Salade de margose à la méduse et aux oeufs de cent ans

Oui je le sais, c'est un peu la marée de morte-eau sur ce blog depuis quelques semaines, toujours pour la même raison : après l'été et revenu à Paris, j'ai un mal fou à passer chez un poissonnier, compte tenu soit de la médiocrité de la qualité sur les étals, soit des prix indécents, quand ce ne sont pas les deux cumulés. Après on s'étonnera que les gens se ruent sur le tilapia ou le pangasus congelés…

 Il s'y ajoute que je tourne à plein régime, ou plutôt c'est un nouveau régime qui tente de me faire tourner tant bien que mal. Voici quelques temps que je dois vous faire part d'un velouté aux huîtres concocté cet été dans la chaleur des abers, car il a fait très lourd cet été. Lourd, c'est aussi le constat que j'ai fait à mon égard, comme à chaque retour de Bretagne où j'ai le temps de cuisiner, de manger, et encore plus de picoler, les vacances donc.

Bref, le velouté avec sa farine, sa crème, ses huîtres, son beurre, sa poudre de lard inédite, ce sera pour plus tard, même par écrit je ne veux pas trop vite déroger à mes résolutions de rentrée et provoquer inutilement mon diététicien.

Car j'ai un diététicien...

Mes relations avec cette confrérie, où j'ai toujours pensé pouvoir agripper des atomes aussi crochus qu'un grappin au chocolat, ont jusqu'à présent été le théatre d'une incompréhension mutuelle.

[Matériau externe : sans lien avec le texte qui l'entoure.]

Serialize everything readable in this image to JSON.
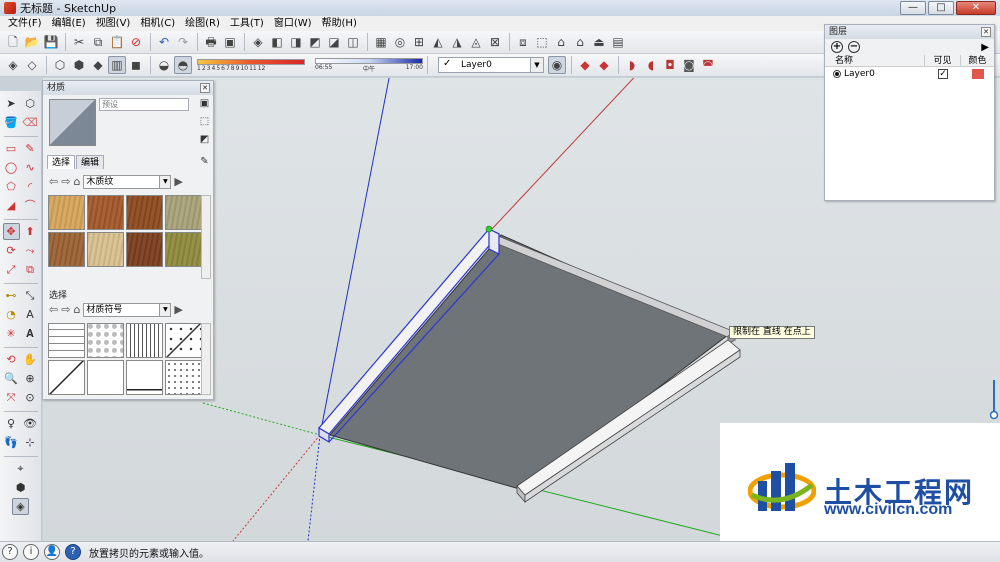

- Mon premier diététicien (je ne compte pas ici les précieux conseils de ma grand-mère, du genre "quand c'est bon, ça ne fait pas de mal", ce dont je reste intimement convaincu), j'avais vingt et quelques années quand je l'ai croisé, après avoir subi une intervention chirurgicale, à la suite de laquelle on m'a enjoint de ne plus manger ni de sucre ni de sel. Le sucre je m'en fiche, je peux me passer de Michoko sans déprimer plus d'un quart d'heure, et question pâtisserie, j'avais déjà depuis longtemps mis au point la recette du baba au rhum sans baba ou celle du kouign-aman sans kouign. Malgré cela, je ne pesais que 65 kg pour 1,83 m, je m'estimais à l'abri des avis de gros temps.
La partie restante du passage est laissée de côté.